Another very important consideration for potential TMS users is the size and scope of the transportation network they have or need. One of the key purposes of installing TMS is to establish reliable electronic communications with customers, suppliers, carriers, forwarders and brokers. The ability to exchange information like purchase orders, shipping notifications, customs clearances and real-time tracking enables users to operate more efficiently.
Here Descartes has an advantage unmatched by other TMS providers – its Global Logistics Network. GLN offers access to more than 220,000 suppliers and logistics service providers in more than 160 countries that already are connected to the Descartes platform. Such networks “can drastically reduce the startup time and effort required to connect and start using the platform with all your partners,” says Bill McBeath, chief research officer at ChainLink Research. In a ChainLink report on networked platforms, McBeath also lists other network advantages, including opportunities to more easily discover new partners and to engage in multi-party collaboration.
Hodgson says that most Descartes users find that many of their major trading partners already are in the network, but if not, onboarding new partners can usually be done very quickly. “This kind of network would not be possible without cloud technology,” he says. “Before each user would have had to connect separately to each partner, but with GLN each partner only has to connect once, to the GLN platform.”

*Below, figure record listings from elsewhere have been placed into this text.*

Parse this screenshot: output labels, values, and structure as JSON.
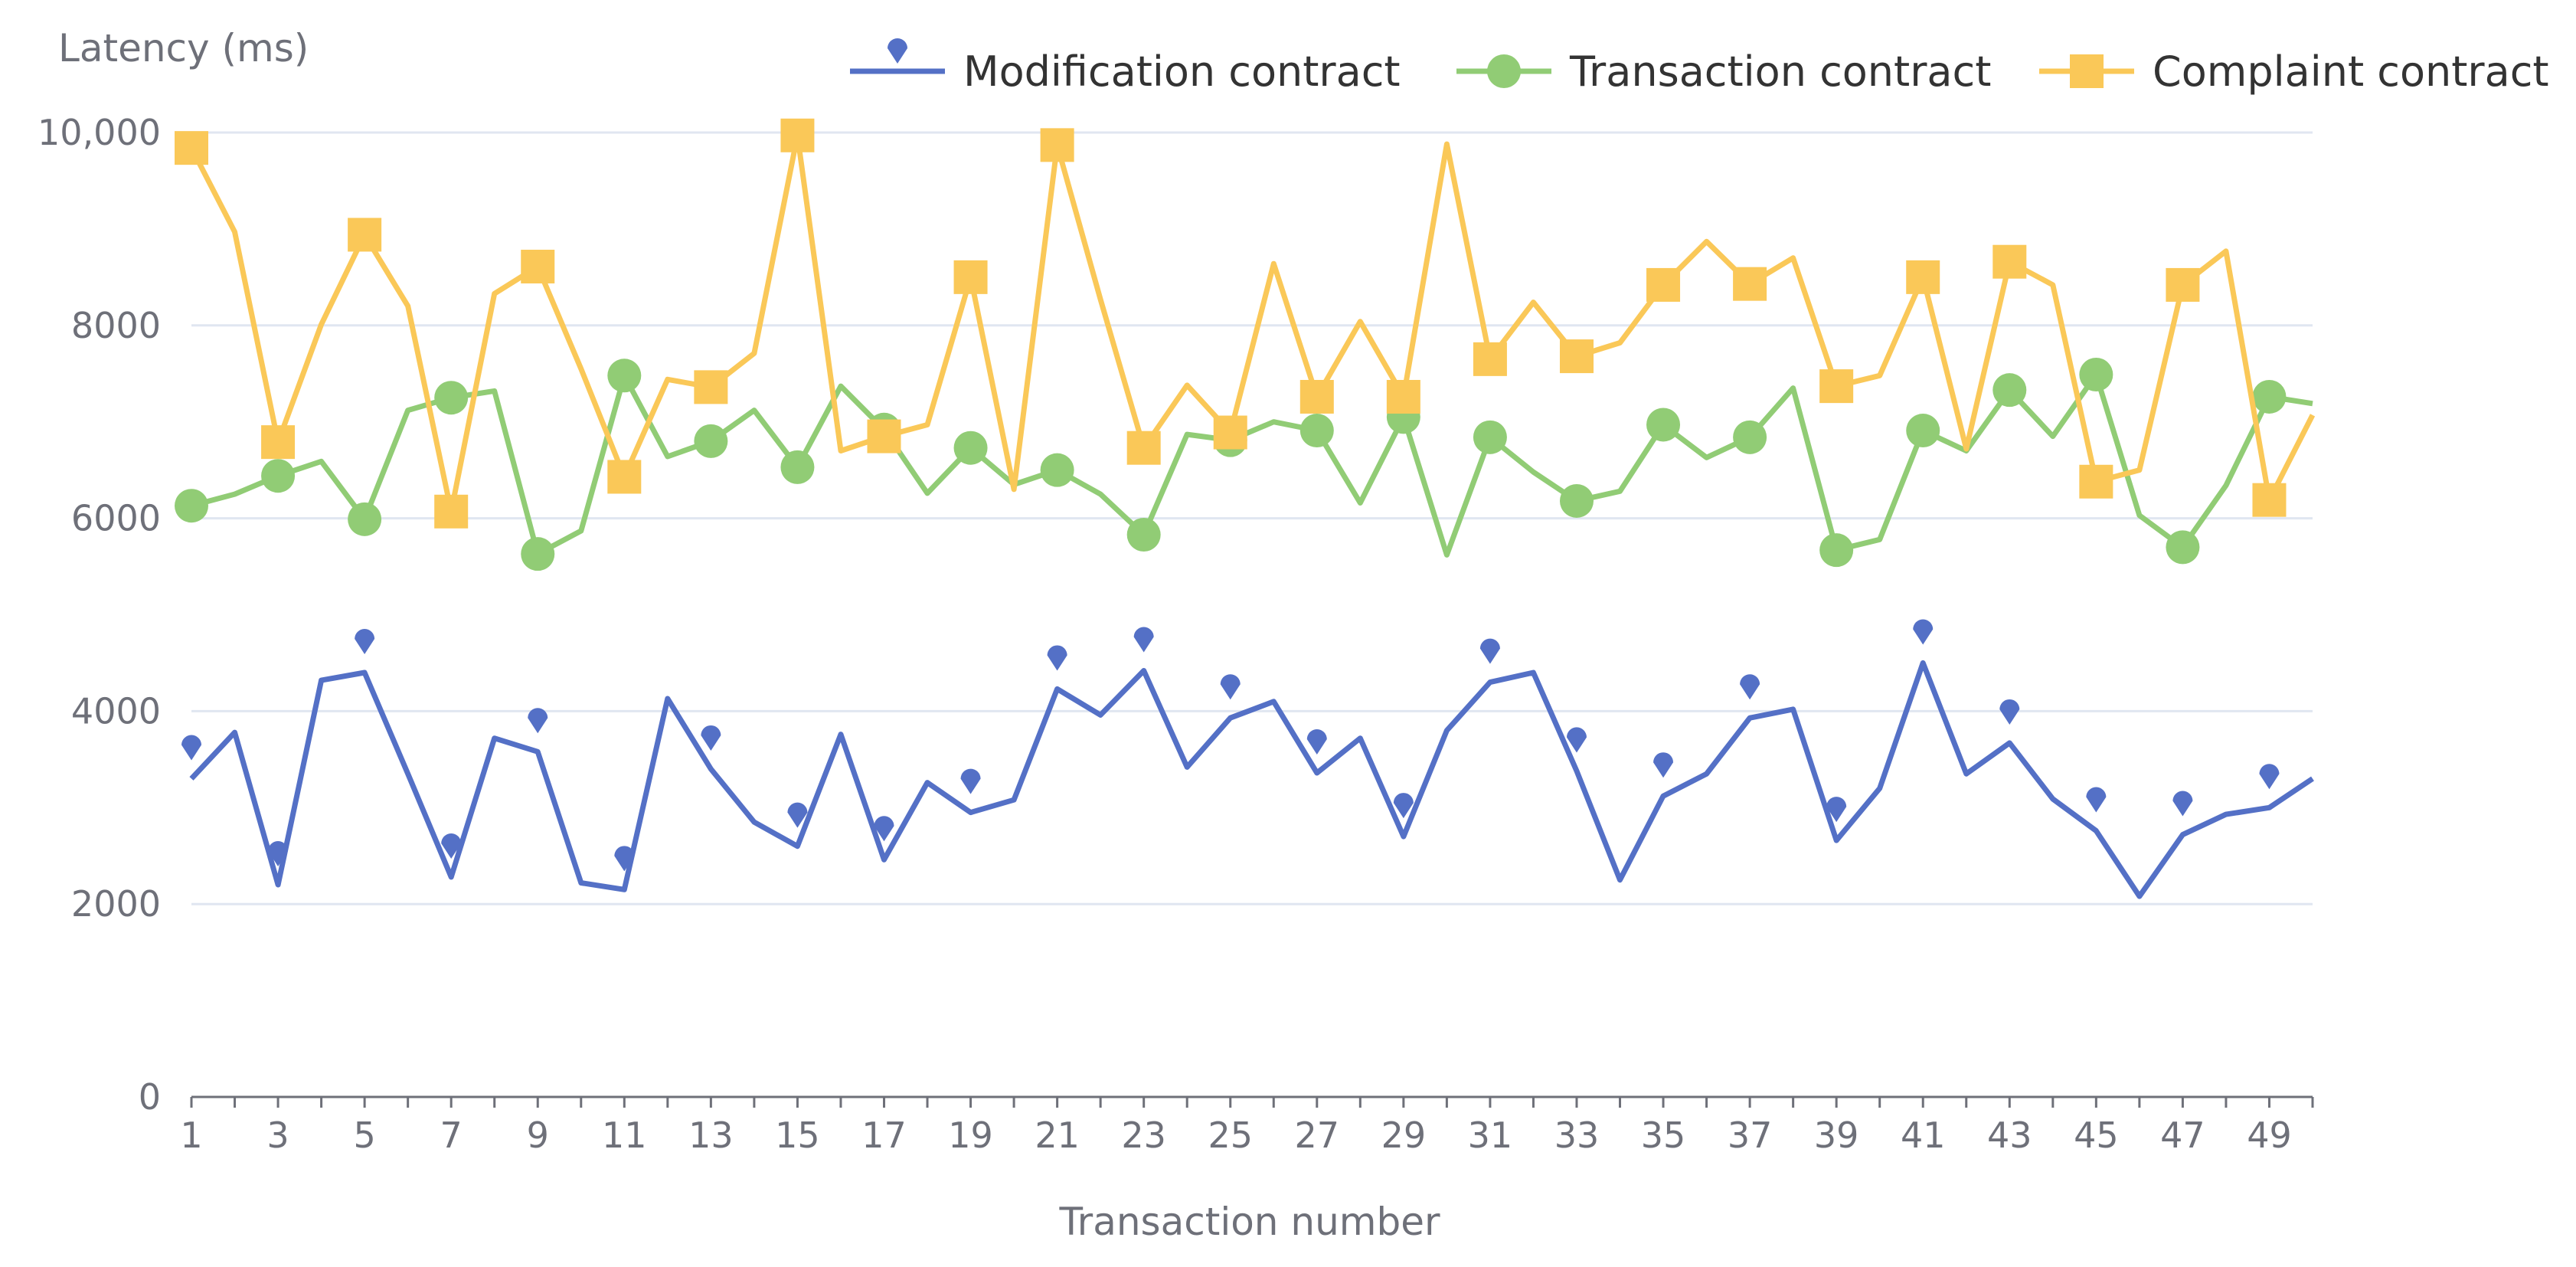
{
  "chart_data": {
    "type": "line",
    "title": "",
    "ylabel": "Latency (ms)",
    "xlabel": "Transaction number",
    "ylim": [
      0,
      10000
    ],
    "yticks": [
      0,
      2000,
      4000,
      6000,
      8000,
      10000
    ],
    "ytick_labels": [
      "0",
      "2000",
      "4000",
      "6000",
      "8000",
      "10,000"
    ],
    "x": [
      1,
      2,
      3,
      4,
      5,
      6,
      7,
      8,
      9,
      10,
      11,
      12,
      13,
      14,
      15,
      16,
      17,
      18,
      19,
      20,
      21,
      22,
      23,
      24,
      25,
      26,
      27,
      28,
      29,
      30,
      31,
      32,
      33,
      34,
      35,
      36,
      37,
      38,
      39,
      40,
      41,
      42,
      43,
      44,
      45,
      46,
      47,
      48,
      49,
      50
    ],
    "xtick_labels": [
      "1",
      "3",
      "5",
      "7",
      "9",
      "11",
      "13",
      "15",
      "17",
      "19",
      "21",
      "23",
      "25",
      "27",
      "29",
      "31",
      "33",
      "35",
      "37",
      "39",
      "41",
      "43",
      "45",
      "47",
      "49"
    ],
    "xtick_values": [
      1,
      3,
      5,
      7,
      9,
      11,
      13,
      15,
      17,
      19,
      21,
      23,
      25,
      27,
      29,
      31,
      33,
      35,
      37,
      39,
      41,
      43,
      45,
      47,
      49
    ],
    "grid": true,
    "legend_position": "top-right",
    "series": [
      {
        "name": "Modification contract",
        "color": "#5470c6",
        "marker": "pin",
        "values": [
          3300,
          3780,
          2200,
          4320,
          4400,
          3350,
          2280,
          3720,
          3580,
          2220,
          2150,
          4130,
          3400,
          2850,
          2600,
          3760,
          2460,
          3260,
          2950,
          3080,
          4230,
          3960,
          4420,
          3420,
          3930,
          4100,
          3360,
          3720,
          2700,
          3800,
          4300,
          4400,
          3380,
          2250,
          3120,
          3350,
          3930,
          4020,
          2660,
          3200,
          4500,
          3350,
          3670,
          3090,
          2760,
          2080,
          2720,
          2930,
          3000,
          3300
        ]
      },
      {
        "name": "Transaction contract",
        "color": "#91cc75",
        "marker": "circle",
        "values": [
          6130,
          6250,
          6440,
          6590,
          5990,
          7120,
          7250,
          7320,
          5630,
          5870,
          7480,
          6640,
          6800,
          7120,
          6530,
          7370,
          6920,
          6260,
          6730,
          6350,
          6500,
          6250,
          5830,
          6870,
          6810,
          7000,
          6910,
          6160,
          7050,
          5620,
          6840,
          6480,
          6180,
          6280,
          6970,
          6630,
          6840,
          7350,
          5670,
          5780,
          6910,
          6700,
          7330,
          6850,
          7490,
          6030,
          5700,
          6340,
          7260,
          7190
        ]
      },
      {
        "name": "Complaint contract",
        "color": "#fac858",
        "marker": "square",
        "values": [
          9840,
          8970,
          6790,
          8010,
          8940,
          8200,
          6070,
          8330,
          8610,
          7550,
          6430,
          7440,
          7360,
          7710,
          9970,
          6700,
          6850,
          6970,
          8500,
          6300,
          9870,
          8270,
          6730,
          7380,
          6890,
          8640,
          7260,
          8040,
          7260,
          9880,
          7650,
          8240,
          7680,
          7820,
          8420,
          8870,
          8430,
          8700,
          7370,
          7480,
          8500,
          6720,
          8660,
          8420,
          6380,
          6500,
          8420,
          8770,
          6190,
          7070
        ]
      }
    ]
  }
}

TMS vendors without a large, connected network typically enable partner communications through a carrier or supplier portal, says Hodgson, but portals have serious limitations. “Companies that deal with big suppliers, but represent only a small percentage of the suppliers’ business, often have difficulty getting those suppliers to use a portal,” he says. “Other TMS vendors don’t have an answer to that problem, but we can advise the customer to communicate with the supplier through GLN, because the supplier already is plugged in and using the platform.” This can mean big savings, he says. “We had one customer who was able to get half its suppliers to use a portal, but that represented only 20 percent of its inbound shipments. It estimated that it could save an additional $90,000 a year by getting that percentage up, which the GLN enabled.”
Finally, says Hodgson, when selecting a TMS vendor it is important to have realistic expectations about results. “TMS payback is always a factor of balancing service levels and costs, which will differ for every company,” he says. Generally, reductions in freight spend fall anywhere between five to six percent and 20 percent, he says. These savings come from automating transactions and processes, optimizing routes and loads and leveraging consolidation opportunities. Additionally, improved freight audits and self-invoicing can realize savings of three to seven percent.
“The complexity that transportation teams are dealing with has increased dramatically in the past decade – and continues to increase – but logistics managers still are expected to drive cost savings and heightened customer service,” says Hodgson. “Selecting the right TMS and the right vendor can help meet those demands and provide a sustainable competitive advantage – today and in the future.”